Тряпки куплены явно не на блошином рынке, а в дорогом магазине, но с чувством меры и вкусом у Гаврилова большие проблемы.
– Теперь можно пошептаться, – сказал сыщик, когда объявили перерыв и музыканты освободили эстраду. – По глазам вижу, что у вас есть сомнения, ну… Насчет нравственности собственной жены. Или подруги. Я угадал? Или?
– Промазали, – ответил Девяткин. – У меня нет жены и поэтому нет никаких сомнений относительно ее нравственности. А если бы жена была, не стал забивать голову такой белибердой. И тем более тратить на это деньги.
– Не буду спорить. Как я понял, у нас есть общий знакомый. А вы очень настойчиво искали встречи со мной.

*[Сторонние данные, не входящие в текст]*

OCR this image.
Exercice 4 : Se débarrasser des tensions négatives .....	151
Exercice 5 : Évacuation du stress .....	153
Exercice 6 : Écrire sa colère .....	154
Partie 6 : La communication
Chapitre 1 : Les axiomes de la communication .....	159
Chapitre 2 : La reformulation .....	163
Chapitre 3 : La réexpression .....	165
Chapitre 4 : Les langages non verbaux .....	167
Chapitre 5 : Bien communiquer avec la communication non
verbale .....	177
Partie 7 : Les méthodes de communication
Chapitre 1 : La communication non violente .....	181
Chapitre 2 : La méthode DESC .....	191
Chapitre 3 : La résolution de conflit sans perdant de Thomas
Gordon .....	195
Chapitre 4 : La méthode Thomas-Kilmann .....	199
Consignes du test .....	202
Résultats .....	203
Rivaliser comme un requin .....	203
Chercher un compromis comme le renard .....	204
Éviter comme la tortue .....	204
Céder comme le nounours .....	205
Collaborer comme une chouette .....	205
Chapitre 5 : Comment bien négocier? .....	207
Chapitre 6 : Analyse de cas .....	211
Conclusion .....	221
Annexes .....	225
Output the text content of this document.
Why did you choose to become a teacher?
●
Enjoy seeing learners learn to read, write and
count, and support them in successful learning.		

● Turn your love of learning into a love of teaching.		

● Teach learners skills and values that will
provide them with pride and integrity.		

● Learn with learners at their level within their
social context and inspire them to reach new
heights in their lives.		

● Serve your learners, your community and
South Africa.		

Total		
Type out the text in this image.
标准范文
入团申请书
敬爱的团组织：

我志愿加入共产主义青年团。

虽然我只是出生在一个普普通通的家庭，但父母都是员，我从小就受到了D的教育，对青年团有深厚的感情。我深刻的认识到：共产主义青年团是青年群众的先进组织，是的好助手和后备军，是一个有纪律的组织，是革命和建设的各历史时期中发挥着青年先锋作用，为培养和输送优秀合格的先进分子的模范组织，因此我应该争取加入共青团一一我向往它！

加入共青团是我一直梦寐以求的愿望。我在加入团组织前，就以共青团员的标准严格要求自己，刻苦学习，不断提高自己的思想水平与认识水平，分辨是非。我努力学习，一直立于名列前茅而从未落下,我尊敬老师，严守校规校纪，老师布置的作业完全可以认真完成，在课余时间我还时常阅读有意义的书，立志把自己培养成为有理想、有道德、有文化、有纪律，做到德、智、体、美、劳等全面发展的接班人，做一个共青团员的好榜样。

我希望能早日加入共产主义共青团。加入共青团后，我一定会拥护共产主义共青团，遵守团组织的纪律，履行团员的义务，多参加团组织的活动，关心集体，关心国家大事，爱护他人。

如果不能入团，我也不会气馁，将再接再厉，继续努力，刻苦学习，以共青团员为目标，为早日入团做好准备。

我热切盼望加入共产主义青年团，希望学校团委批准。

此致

Так вот, вас должны были предупредить, что я занимаюсь в основном именно такими делами: любовные треугольники, четырехугольники, даже восьмиугольники. А все остальное по боку. Это верный кусок хлеба с маслом. А иногда и с икрой. Все остальное – один геморрой.
– Прежде вы брались за более серьезные вещи.
– Прежде я работал на частные детективные агентства. Мне давали задание, а я рыл носом землю. Вместо гонораров частенько обламывались зуботычины и приводы в милицию. Я поставил точку на позорном прошлом и начал с чистого листа. Больше за старое не возьмусь.
– Имя нашего общего знакомого я не хотел называть по телефону, но сейчас скажу – Леонид Зубов. Бывший летчик. Более двух лет назад его дочь Галя вывалилась с двенадцатого этажа гостиницы «Юность». То есть сама она вывалилась или ей немного помогли – вопрос. Менты не слишком старались, тогда Зубов обратился в частное сыскное агентство, он хотел выяснить обстоятельства гибели дочери. В частности имена людей, которые находились в том номере. Я полагаю, что вы добились определенных успехов, но…
– Дальше можете не рассказывать, – махнул ладонью Гаврилов. – Я не стану говорить об этом, пока не увижу свои пять сотен, о которых мы договаривались. Можете открывать лопатник, на нас никто не смотрит.
Зубов вытащил деньги и положил их на стол. Гаврилов небрежно сгреб бумажки и сунул их в карман.
– Тогда я добился того, что менты заперли меня в подвале местного отделения, – сказал он. – Промариновали там трое суток, били смертным боем каждый вечер. Так отделали, что я неделю ссал кровью, не выходил на улицу, потому что моей синей морды даже собаки пугались. И еще и месяц не мог спать только в сидячем положении, ребра были сломаны с правой и с левой стороны.